Additional benefits available to sponsors include close coordination and priority review by the Food and Drug Administration (FDA) , and waiver of drug application fees. Finally, the FDA created the Office of Orphan Product Development to facilitate this regulatory function. In summary, the Act empowered the FDA to approve requests for orphan drug status, coordinate drug development, and award research grants.
But, in the wake of this sweeping legislation, concerns were raised both by Congress and rare disease stakeholders that exorbitant and unintended profit-taking by the pharmaceutical industry could result from the ODA protections. When considering the hope provided by orphan drugs, the Huntington’s Disease Society of America said in 1992, ‘hope is no good if a drug is developed and our folks cannot afford it.’
A scholarly report by a pharmaceutical analytical organization, evaluating the orphan drug market, recently concluded:
……… orphan drugs will make up one-fifth of worldwide prescription sales, amounting to $242 billion in spend in 2024 – with much of it going to either big pharma or big biotech.
(This) will only focus the minds of those calling for reforms to the Orphan Drug Act …..the willingness of big pharma groups to pay substantial premiums to get their hands on orphan drug products demonstrates the promise these companies see in the orphan drug space……………… growth rates (in orphan drug sales) approximately double those of the overall prescription drugs market and the mean cost per patient per year of the top 100 orphan products in the US hitting $150,854 in 2018 versus $33,654 for a non-orphan drug, explain much of the allure.
And with increasing complexity surrounding reimbursement of some of the industry’s most innovative drugs, big pharma’s regulatory expertise means it is arguably better placed to – if not develop orphan drugs – buy and market them. As such the dominance of big pharma in the orphan drug market, excluding substantially policy reforms, is only likely to increase…
………………. it might be wise to temper some of the excitement around these (orphan) products and the related growth of the orphan drug market. The promise of these new therapies will only become reality if the innovation of drug companies is matched by innovation in the drug pricing and reimbursement systems…………

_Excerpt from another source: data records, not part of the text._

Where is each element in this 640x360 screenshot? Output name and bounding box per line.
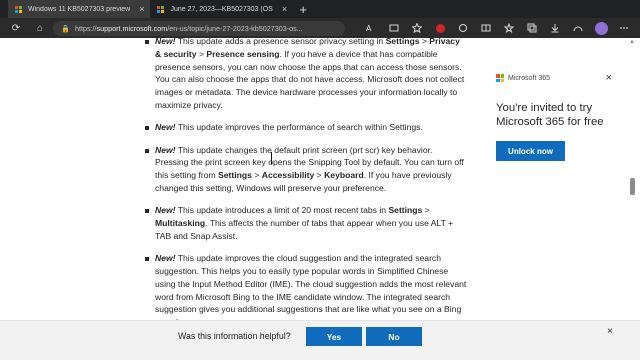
new-tab-button[interactable]: + [293, 0, 313, 18]
list-item: New! This update improves the performanc… [128, 121, 468, 134]
feedback-question: Was this information helpful? [178, 331, 291, 341]
setting-path: Keyboard [324, 170, 364, 181]
microsoft-logo-icon [496, 74, 504, 82]
promo-text: You're invited to try Microsoft 365 for … [496, 102, 604, 128]
unlock-now-button[interactable]: Unlock now [496, 141, 565, 161]
address-bar[interactable]: 🔒 https://support.microsoft.com/en-us/to… [53, 20, 345, 36]
read-aloud-icon[interactable]: A [360, 19, 382, 37]
text-cursor-icon [271, 152, 276, 164]
extension-badge-icon[interactable] [429, 19, 451, 37]
split-screen-icon[interactable] [475, 19, 497, 37]
scrollbar-thumb[interactable] [630, 178, 635, 195]
sync-icon[interactable] [452, 19, 474, 37]
microsoft365-promo: Microsoft 365 × You're invited to try Mi… [496, 72, 612, 161]
promo-close-icon[interactable]: × [606, 72, 612, 84]
profile-avatar [594, 21, 608, 35]
svg-text:A: A [366, 24, 372, 33]
favorite-star-icon[interactable] [406, 19, 428, 37]
home-icon[interactable]: ⌂ [29, 19, 51, 37]
favorites-icon[interactable] [498, 19, 520, 37]
lock-icon: 🔒 [61, 23, 70, 33]
performance-icon[interactable] [567, 19, 589, 37]
list-item: New! This update changes the default pri… [128, 144, 468, 195]
new-label: New! [155, 38, 176, 46]
tab-windows11-preview[interactable]: Windows 11 KB5027303 preview × [8, 0, 151, 18]
feedback-yes-button[interactable]: Yes [306, 327, 362, 346]
close-tab-icon[interactable]: × [139, 4, 144, 14]
extension-badge [435, 23, 445, 33]
setting-path: Settings [385, 38, 420, 46]
downloads-icon[interactable] [544, 19, 566, 37]
feedback-close-icon[interactable]: × [607, 326, 613, 337]
new-label: New! [155, 122, 176, 133]
tab-title: Windows 11 KB5027303 preview [28, 5, 131, 13]
feedback-bar: Was this information helpful? Yes No × [0, 320, 640, 360]
list-item: New! This update introduces a limit of 2… [128, 204, 468, 242]
url-text: https://support.microsoft.com/en-us/topi… [75, 24, 303, 33]
promo-header: Microsoft 365 [496, 74, 612, 82]
tab-title: June 27, 2023—KB5027303 (OS [170, 5, 273, 13]
promo-brand: Microsoft 365 [508, 74, 551, 82]
copilot-icon[interactable] [590, 19, 612, 37]
release-notes-list: New! This update adds a presence sensor … [128, 38, 468, 338]
setting-path: Multitasking [155, 218, 206, 229]
browser-toolbar: ⟳ ⌂ 🔒 https://support.microsoft.com/en-u… [0, 18, 640, 38]
page-scrollbar[interactable]: ▲ [629, 38, 635, 320]
list-item: New! This update improves the cloud sugg… [128, 252, 468, 329]
page-viewport: New! This update adds a presence sensor … [0, 38, 640, 360]
app-available-icon[interactable] [383, 19, 405, 37]
item-text: This update improves the cloud suggestio… [155, 253, 467, 327]
setting-path: Settings [388, 205, 423, 216]
toolbar-actions: A [360, 19, 635, 37]
setting-path: Accessibility [261, 170, 315, 181]
setting-path: Settings [218, 170, 252, 181]
path-separator: > [422, 205, 430, 216]
item-text: This update introduces a limit of 20 mos… [175, 205, 389, 216]
feedback-no-button[interactable]: No [366, 327, 422, 346]
new-label: New! [155, 144, 176, 155]
path-separator: > [314, 170, 325, 181]
path-separator: > [419, 38, 430, 46]
tab-kb5027303[interactable]: June 27, 2023—KB5027303 (OS × [150, 0, 293, 18]
path-separator: > [251, 170, 262, 181]
url-path: /en-us/topic/june-27-2023-kb5027303-os..… [167, 23, 303, 33]
collections-icon[interactable] [521, 19, 543, 37]
more-menu-icon[interactable] [613, 19, 635, 37]
tab-bar: Windows 11 KB5027303 preview × June 27, … [0, 0, 640, 18]
path-separator: > [196, 48, 207, 59]
microsoft-favicon-icon [14, 5, 23, 14]
scroll-up-icon[interactable]: ▲ [629, 39, 635, 45]
tab-bar-spacer [0, 0, 8, 18]
refresh-icon[interactable]: ⟳ [5, 19, 27, 37]
close-tab-icon[interactable]: × [282, 4, 287, 14]
url-scheme: https:// [74, 23, 97, 33]
url-host: support.microsoft.com [96, 23, 168, 33]
list-item: New! This update adds a presence sensor … [128, 38, 468, 112]
new-label: New! [155, 253, 176, 264]
new-label: New! [155, 205, 176, 216]
microsoft-favicon-icon [156, 5, 165, 14]
item-text: This update adds a presence sensor priva… [175, 38, 386, 46]
setting-path: Presence sensing [206, 48, 280, 59]
item-text: This update improves the performance of … [175, 122, 423, 133]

A remarkable loophole is described in orphan drug regulations by the same watchdog group. During the period of orphan drug marketing exclusivity, regulatory bodies are barred from approving the same product (made by a competing manufacturer) for the same orphan indication. A single product (known as a “new molecular entity”) may hold several separate orphan designations. This unique chemical entity, as it may be known in drug development, may access multiple patient markets simultaneously. Thus, having financed the initial developmental costs, access to different downstream medical labelling indications can provide multiple separate market exclusivities for the same drug which can run concurrently.
Clearly the incremental cost of accessing multiple patient care markets, exploiting the identical drug entity, drops precipitously, due to virtually zero incremental research and drug development costs. At issue is whether the incremental FDA approvals are appropriate, or what lawmakers intended when passing the Act. What is not at issue for purposes of Pharmaceutical Fraud, is off-label promotion that is false, and the use of kickbacks to fuel prescriptions, to name a few patterns of conduct that are violative of the False Claims Act.